Hal ini berangkat dari minimnya media yang mengangkat soal cewek muslim dan stigma salah yang melekat pada cewek muslim.
“Aku capek selalu dilihat pasif dan digambarkan sebagai sosok yang lemah, tertekan dan enggak berani bersuara. Aku harap bisa menginspirasi cewek muslim untuk melawan stereotype negatif ini. Kami membangun visi di media massa kalau kami ini enggak seperti yang mereka kira, lewat CNN dan Forbes, bahkan juga kolom di TeenVogue.com.
Aku enggak akan berhenti sampai kami jadi media nomor satu oleh dan untuk cewek muslim. Cewek muslim itu harus berani bicara dan dunia berhak mendengarkan apa yang ingin kami sampaikan,” ungkapnya.
Suka ngomong dan storytelling membuat Lily memanfaatkan kelebihannya ini untuk menginspirasi remaja cewek lainnya. Hal ini sudah disadarinya sejak dia berumur empat tahun.
“Agamaku memberikan kesempatan untukku mengeksplorasi banyak hal, tapi tetap memegang teguh sisi kemanusiaan. Perjalanan spiritualku membuatku tertarik akan banyak hal.
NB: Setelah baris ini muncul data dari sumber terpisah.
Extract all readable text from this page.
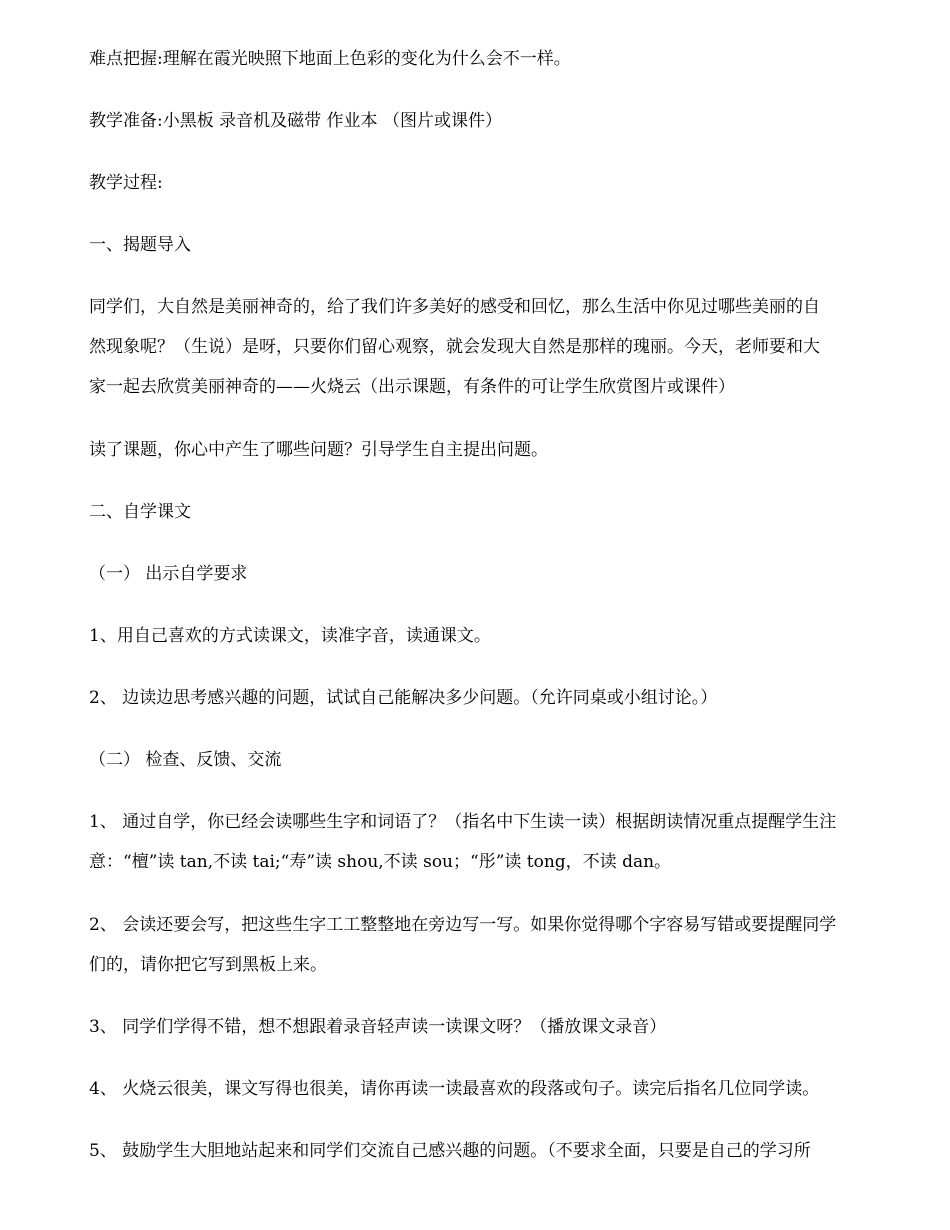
难点把握:理解在霞光映照下地面上色彩的变化为什么会不一样。
教学准备:小黑板 录音机及磁带 作业本 （图片或课件）
教学过程:
一、揭题导入
同学们，大自然是美丽神奇的，给了我们许多美好的感受和回忆，那么生活中你见过哪些美丽的自
然现象呢？（生说）是呀，只要你们留心观察，就会发现大自然是那样的瑰丽。今天，老师要和大
家一起去欣赏美丽神奇的——火烧云（出示课题，有条件的可让学生欣赏图片或课件）
读了课题，你心中产生了哪些问题？引导学生自主提出问题。
二、自学课文
（一） 出示自学要求
1、用自己喜欢的方式读课文，读准字音，读通课文。
2、 边读边思考感兴趣的问题，试试自己能解决多少问题。（允许同桌或小组讨论。）
（二） 检查、反馈、交流
1、 通过自学，你已经会读哪些生字和词语了？（指名中下生读一读）根据朗读情况重点提醒学生注
意：“檀”读 tan,不读 tai;“寿”读 shou,不读 sou；“彤”读 tong，不读 dan。
2、 会读还要会写，把这些生字工工整整地在旁边写一写。如果你觉得哪个字容易写错或要提醒同学
们的，请你把它写到黑板上来。
3、 同学们学得不错，想不想跟着录音轻声读一读课文呀？（播放课文录音）
4、 火烧云很美，课文写得也很美，请你再读一读最喜欢的段落或句子。读完后指名几位同学读。
5、 鼓励学生大胆地站起来和同学们交流自己感兴趣的问题。（不要求全面，只要是自己的学习所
Sejak umur 14 tahun, aku sudah bekerja sebagai kontributor di banyak media massa. Aku menggunakan jurnalisme sebagai cara untuk menyampaikan pendapatkan akan berbagai topik, seperti isu gender dan kesetaraan, industri entertainment, bahkan pelajaran sosiologi di sekolah.
Aku pernah membuat Li3Art, portal online bagi seniman remaja yang ingin memamerkan karya mereka. Aku yakin, kekuatan imajinasi itu harus diakui, didukung, dan dirayakan. Satu hal yang aku yakini bahwa menemukan dan menjalani passion adalah hal penting,” jelasnya.
Eli menghabiskan banyak waktunya untuk melihat dan bahkan merasakan langsung kekerasan terhadap LGBT. Karena itu, dia ingin membuat perubahan.
“Di SMA, aku mendirikan Trans Student Educational Resources, sebuah organisasi yang dijalani oleh remaja transeksual. Di sini, aku fokus menulis soal organisasi, layanan kesehatan, pendidikan, solidaritas, identitas, kebebasan, dan kesetaraan,” ucapnya.